Although the U.S. Trustee has established that the Debtor's case is presumed an abuse under § 707(b)(2), and the Debtor has not rebutted that presumption by showing special circumstances, the statute provides that the Court may dismiss the case, and the Court has discretion to deny *213 the U.S. Trustee's Motion. That discretion should be exercised sparingly, and in this case, where the Debtor's regular, longstanding retirement contributions would render a Chapter 13 conversion meaningless, and the Debtor appears to have no other extravagant or unreasonable expenses, the Court will deny the § 707(b)(2) Motion. With respect to § 707(b)(3), the U.S. Trustee has not met the burden of proof to establish abuse under the totality of the circumstances.

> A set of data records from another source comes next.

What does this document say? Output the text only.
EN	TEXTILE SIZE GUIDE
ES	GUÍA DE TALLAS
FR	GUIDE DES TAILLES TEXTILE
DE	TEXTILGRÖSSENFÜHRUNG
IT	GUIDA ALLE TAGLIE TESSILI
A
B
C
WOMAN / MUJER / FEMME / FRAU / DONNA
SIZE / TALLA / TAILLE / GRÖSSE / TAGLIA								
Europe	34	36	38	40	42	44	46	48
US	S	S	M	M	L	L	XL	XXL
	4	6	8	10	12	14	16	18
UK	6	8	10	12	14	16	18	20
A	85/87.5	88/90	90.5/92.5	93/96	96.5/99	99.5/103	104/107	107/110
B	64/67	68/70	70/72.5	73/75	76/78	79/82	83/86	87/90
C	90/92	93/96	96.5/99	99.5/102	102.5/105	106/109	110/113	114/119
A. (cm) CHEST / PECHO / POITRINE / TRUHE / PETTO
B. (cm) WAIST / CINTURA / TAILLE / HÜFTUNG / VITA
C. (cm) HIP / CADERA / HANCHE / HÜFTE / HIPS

IT IS THEREFORE ORDERED: that the U.S. Trustee's Motion to Dismiss under 11 U.S.C. §§ 707(b)(1) and 707(b)(3) is denied.

NOTES

[1] Information about IRC 457(b) Deferred Compensation Plans is available at the IRS website, www.irs.gov/retirement/article/0,, id=172437,00.html

[2] BAPCPA excludes from Chapter 13 disposable income any amounts withheld from wages as contributions to an ERISA qualified plan or a 457 plan. 11 U.S.C. § 541(b)(7)(A)(II); see, e.g., In re Mati, 390 B.R. 11 (Bankr. D.Mass.2008) (debtor's 401(k) contributions were not included in disposable income and did not evidence bad faith under the totality of the circumstances; debtor was merely taking advantage of what the law allowed); In re Devilliers, 358 B.R. 849, 864 (Bankr.E.D.La. 2007) (voluntary contributions to qualified retirement plans should not be considered when calculating disposable income).

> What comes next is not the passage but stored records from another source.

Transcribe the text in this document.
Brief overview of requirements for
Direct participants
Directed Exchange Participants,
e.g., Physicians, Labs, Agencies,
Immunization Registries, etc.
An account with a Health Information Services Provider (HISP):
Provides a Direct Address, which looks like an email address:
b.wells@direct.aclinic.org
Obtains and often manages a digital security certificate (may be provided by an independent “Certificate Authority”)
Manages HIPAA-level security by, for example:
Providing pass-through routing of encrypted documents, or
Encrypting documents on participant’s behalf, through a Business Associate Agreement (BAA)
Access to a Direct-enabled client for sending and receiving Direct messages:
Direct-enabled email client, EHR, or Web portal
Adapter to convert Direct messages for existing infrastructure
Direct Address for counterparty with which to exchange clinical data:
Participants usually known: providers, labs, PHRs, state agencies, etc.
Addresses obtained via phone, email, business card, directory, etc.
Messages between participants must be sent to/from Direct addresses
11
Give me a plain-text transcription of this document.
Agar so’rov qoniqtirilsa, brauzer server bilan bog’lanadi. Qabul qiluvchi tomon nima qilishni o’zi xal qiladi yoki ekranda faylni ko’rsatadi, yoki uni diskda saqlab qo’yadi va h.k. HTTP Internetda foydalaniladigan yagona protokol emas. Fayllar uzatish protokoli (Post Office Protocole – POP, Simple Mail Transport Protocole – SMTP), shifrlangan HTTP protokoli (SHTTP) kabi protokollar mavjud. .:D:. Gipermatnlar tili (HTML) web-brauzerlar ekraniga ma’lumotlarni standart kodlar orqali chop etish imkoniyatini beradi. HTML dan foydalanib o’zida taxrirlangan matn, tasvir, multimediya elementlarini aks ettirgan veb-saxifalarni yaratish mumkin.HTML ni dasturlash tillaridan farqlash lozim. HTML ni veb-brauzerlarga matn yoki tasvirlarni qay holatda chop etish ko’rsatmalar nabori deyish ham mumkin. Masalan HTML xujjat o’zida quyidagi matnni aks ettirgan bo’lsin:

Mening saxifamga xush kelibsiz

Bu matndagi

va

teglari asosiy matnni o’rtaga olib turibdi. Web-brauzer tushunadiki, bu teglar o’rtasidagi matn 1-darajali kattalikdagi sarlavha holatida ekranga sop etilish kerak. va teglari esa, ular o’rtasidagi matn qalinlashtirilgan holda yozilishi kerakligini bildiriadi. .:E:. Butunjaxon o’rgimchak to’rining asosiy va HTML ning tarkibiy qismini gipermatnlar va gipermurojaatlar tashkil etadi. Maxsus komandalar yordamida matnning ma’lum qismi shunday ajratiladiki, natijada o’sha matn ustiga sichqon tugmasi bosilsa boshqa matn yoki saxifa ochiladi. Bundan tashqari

[3] The language of § 707(b) is that the court "may" dismiss the case, not that the court "shall" dismiss the case if it is deemed an abuse. In response to the U.S. Trustee's argument for dismissal under the totality of the circumstances, the Debtor simply contends that she did not file her petition with any sort of bad faith, and that her financial circumstances do not warrant dismissal under that provision.

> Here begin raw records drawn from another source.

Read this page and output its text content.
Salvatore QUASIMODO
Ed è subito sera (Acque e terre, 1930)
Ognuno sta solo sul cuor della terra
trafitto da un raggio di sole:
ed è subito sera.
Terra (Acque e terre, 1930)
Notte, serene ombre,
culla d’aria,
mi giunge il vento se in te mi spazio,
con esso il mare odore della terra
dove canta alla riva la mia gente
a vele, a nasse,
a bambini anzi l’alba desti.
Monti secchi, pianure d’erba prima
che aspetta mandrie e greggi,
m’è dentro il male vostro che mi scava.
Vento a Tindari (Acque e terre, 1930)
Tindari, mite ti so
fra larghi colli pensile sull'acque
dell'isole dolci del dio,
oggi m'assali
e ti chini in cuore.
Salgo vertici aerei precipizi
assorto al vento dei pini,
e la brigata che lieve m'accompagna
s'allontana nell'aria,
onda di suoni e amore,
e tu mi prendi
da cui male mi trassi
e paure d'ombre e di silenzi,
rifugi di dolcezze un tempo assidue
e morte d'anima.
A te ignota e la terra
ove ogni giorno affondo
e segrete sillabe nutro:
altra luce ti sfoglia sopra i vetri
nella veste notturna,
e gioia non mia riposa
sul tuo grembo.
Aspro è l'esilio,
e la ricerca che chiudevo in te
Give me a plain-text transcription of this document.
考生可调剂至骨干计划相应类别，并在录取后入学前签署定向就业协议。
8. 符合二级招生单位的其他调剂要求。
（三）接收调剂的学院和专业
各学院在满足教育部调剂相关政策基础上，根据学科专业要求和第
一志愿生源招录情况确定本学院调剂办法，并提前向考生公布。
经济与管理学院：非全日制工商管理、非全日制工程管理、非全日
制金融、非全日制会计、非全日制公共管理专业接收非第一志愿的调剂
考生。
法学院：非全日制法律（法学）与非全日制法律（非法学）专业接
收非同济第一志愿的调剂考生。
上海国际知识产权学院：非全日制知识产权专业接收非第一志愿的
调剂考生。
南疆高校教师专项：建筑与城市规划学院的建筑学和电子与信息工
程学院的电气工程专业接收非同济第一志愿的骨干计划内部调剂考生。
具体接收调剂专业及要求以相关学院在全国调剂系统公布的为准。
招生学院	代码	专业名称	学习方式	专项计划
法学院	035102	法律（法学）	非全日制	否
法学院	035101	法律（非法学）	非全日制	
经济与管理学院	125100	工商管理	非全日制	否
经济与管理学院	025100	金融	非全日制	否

[4] Many of the cases involve the repayment of loans from retirement plans and attempts to characterize them as either secured claims that can be deducted under the means test or as special circumstances. See, e.g., In re Mordis, 2007 WL 2962903, 2007 Bankr.LEXIS 3527 (Bankr.E.D.Mo. Oct. 9, 2007); In re Lenton, 358 B.R. 651, 659 (Bankr.E.D.Pa. 2006). Often these courts justify the distinction between the treatment of loan repayments in Chapter 7 and 13 by pointing out that Chapter 13 plans last three to five years, and the retirement plan loan repayment may be completed prior to the end of the plan. That distinction does not apply to the disparate treatment of retirement plan contributions.

[5] Obviously, the case of a debtor who manipulated the means test by instituting or increasing contributions in anticipation of filing Chapter 7 could still be dismissed under the bad faith or totality of circumstances test of § 707(b)(3).

[6] The construction of the term "may not" in § 109(h) is prohibitive, not permissive. 11 U.S.C. § 102(4). There is no rule of construction for the word "may."

[7] "Under the new law, Americans who have the ability to pay will be required to pay back at least a portion of their debts. Those who fall behind their state's median income will not be required to pay back their debts." Press Release, White House Press Office, President Signs Bankruptcy Abuse Prevention, Consumer Protection Act (April 20, 2005), available at http://www.whitehouse. gov/news/releases/2005/04/XXXXXXXX-X.html.

[8] Lamanna preceded the adoption of BAPCPA with its addition of the means test as a basis for determining abuse under § 707. Since the overhaul of § 707(b), courts have questioned how much weight to provide a debtor's ability to fund a Chapter 13 plan under the totality of circumstances test. This Court recognized that issue in In re Nockerts, 357 B.R. 497 (Bankr.E.D.Wis.2006). While finding that ability to fund a Chapter 13 plan remains relevant to the test, this Court determined that something more than an ability to repay is required for a finding of abuse under the totality of the circumstances.